I suspect it's not 100% gen AI - for example, the sharp outline around an out-of-focus xmas tree feels like a human-made artistic choice - but I'd bet it's at least partly composed from AI-generated elements.
I hadn't even looked at the floral pattern. It's awful.
I wonder how pissed Apple was when they realized they had paid him a few thousand (going by his posted rates) for "art" that used gen AI to a significant enough degree to have nonsensical components.
>for example, the sharp outline around an out-of-focus xmas tree feels like a human-made artistic choice
If I had to guess, it looks like he did the components of it separately and then just pasted them all in together. For example, you'd expect the light on the plate to brighten the milk carton near it. And the shadow on the plate doesn't line up with the bright light shining on the carton's side. These are just classic sloppy bad artwork mistake.
Notwithstanding your previous points, these sorts of AI detectors flag many false positives, they're not worth relying on. The only one that could actually work is specific watermarking in the images themselves, such as what Google does with SynthID in their generated images.
The structure of the carton is off. The spout. The opposite end of it.
Being a trained artist myself I don’t think many artists would deliberately make that kind of design choice considering given the overall style of the artwork.
Thing is, from a commercial standpoint, who cares? It's an image used to promote a TV show on a social media account. There will be a tiny, loud community of AI haters who make a stink on social media, but the vast majority of people will be oblivious, and the quality issues with the image will have zero bearing on whether anyone watches the show; whereas the fact that the post exists probably WILL drive a few to watch who wouldn't have otherwise.
The fact is we're in a world where algorithms consume more attention than ever. There's more content than ever. We're more sedentary and glued to useless shit on a screen than ever. We consume content like we're pigs, and what do you feed pigs? Slop. I don't like this, and I try to keep my diet as healthy as I can, but it's probably still worse than it was 20 years ago, and most people don't care at all. It's all consumption for the sake of mindless distraction. The slop exists because the demand exists. People will watch the show anyway.
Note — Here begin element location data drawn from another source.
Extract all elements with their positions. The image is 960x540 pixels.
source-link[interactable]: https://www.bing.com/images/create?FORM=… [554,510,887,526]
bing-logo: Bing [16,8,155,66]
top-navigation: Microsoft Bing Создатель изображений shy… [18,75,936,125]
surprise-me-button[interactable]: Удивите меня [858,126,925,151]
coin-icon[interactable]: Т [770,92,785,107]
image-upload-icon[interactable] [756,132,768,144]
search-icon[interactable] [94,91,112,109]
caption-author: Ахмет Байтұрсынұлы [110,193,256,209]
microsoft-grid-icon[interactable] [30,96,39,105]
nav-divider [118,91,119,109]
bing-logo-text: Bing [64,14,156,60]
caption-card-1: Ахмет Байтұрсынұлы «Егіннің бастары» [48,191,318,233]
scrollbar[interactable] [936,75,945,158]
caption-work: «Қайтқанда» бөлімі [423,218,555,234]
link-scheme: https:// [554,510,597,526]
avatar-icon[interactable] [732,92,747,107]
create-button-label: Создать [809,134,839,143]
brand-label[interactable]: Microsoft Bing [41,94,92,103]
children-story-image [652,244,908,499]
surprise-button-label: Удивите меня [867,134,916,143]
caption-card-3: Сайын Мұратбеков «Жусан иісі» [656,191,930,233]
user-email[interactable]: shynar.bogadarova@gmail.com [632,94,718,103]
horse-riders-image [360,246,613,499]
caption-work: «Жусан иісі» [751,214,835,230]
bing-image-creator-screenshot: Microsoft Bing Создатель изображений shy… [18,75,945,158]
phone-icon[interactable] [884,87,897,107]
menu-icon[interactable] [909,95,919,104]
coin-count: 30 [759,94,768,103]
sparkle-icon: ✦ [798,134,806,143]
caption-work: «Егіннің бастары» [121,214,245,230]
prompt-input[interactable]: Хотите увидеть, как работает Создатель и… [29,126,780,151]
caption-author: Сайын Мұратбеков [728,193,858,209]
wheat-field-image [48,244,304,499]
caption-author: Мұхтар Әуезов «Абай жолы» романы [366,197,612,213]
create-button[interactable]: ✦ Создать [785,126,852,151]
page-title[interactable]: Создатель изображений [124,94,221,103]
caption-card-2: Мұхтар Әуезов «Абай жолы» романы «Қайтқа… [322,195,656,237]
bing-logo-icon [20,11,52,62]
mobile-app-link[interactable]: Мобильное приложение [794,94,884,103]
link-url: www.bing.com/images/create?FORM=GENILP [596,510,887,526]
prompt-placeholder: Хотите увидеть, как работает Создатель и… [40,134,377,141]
> There will be a tiny, loud community of AI haters who make a stink on social media, but the vast majority of people will be oblivious
Not only oblivious but actively for it; I know many people who even watch fully AI generated content on TikTok or Instagram Reels. In fact, they know it's AI yet still like it, probably because some can look pretty cool or funny.
I actually started listening to AI music unknowingly, and was merely impressed when I later realised it was AI. However, I don't think AI videos have reached that point yet.
What's worth mentioning is that there has always been large quantities of "slop" even with human-generated art; the good stuff has always been a minority.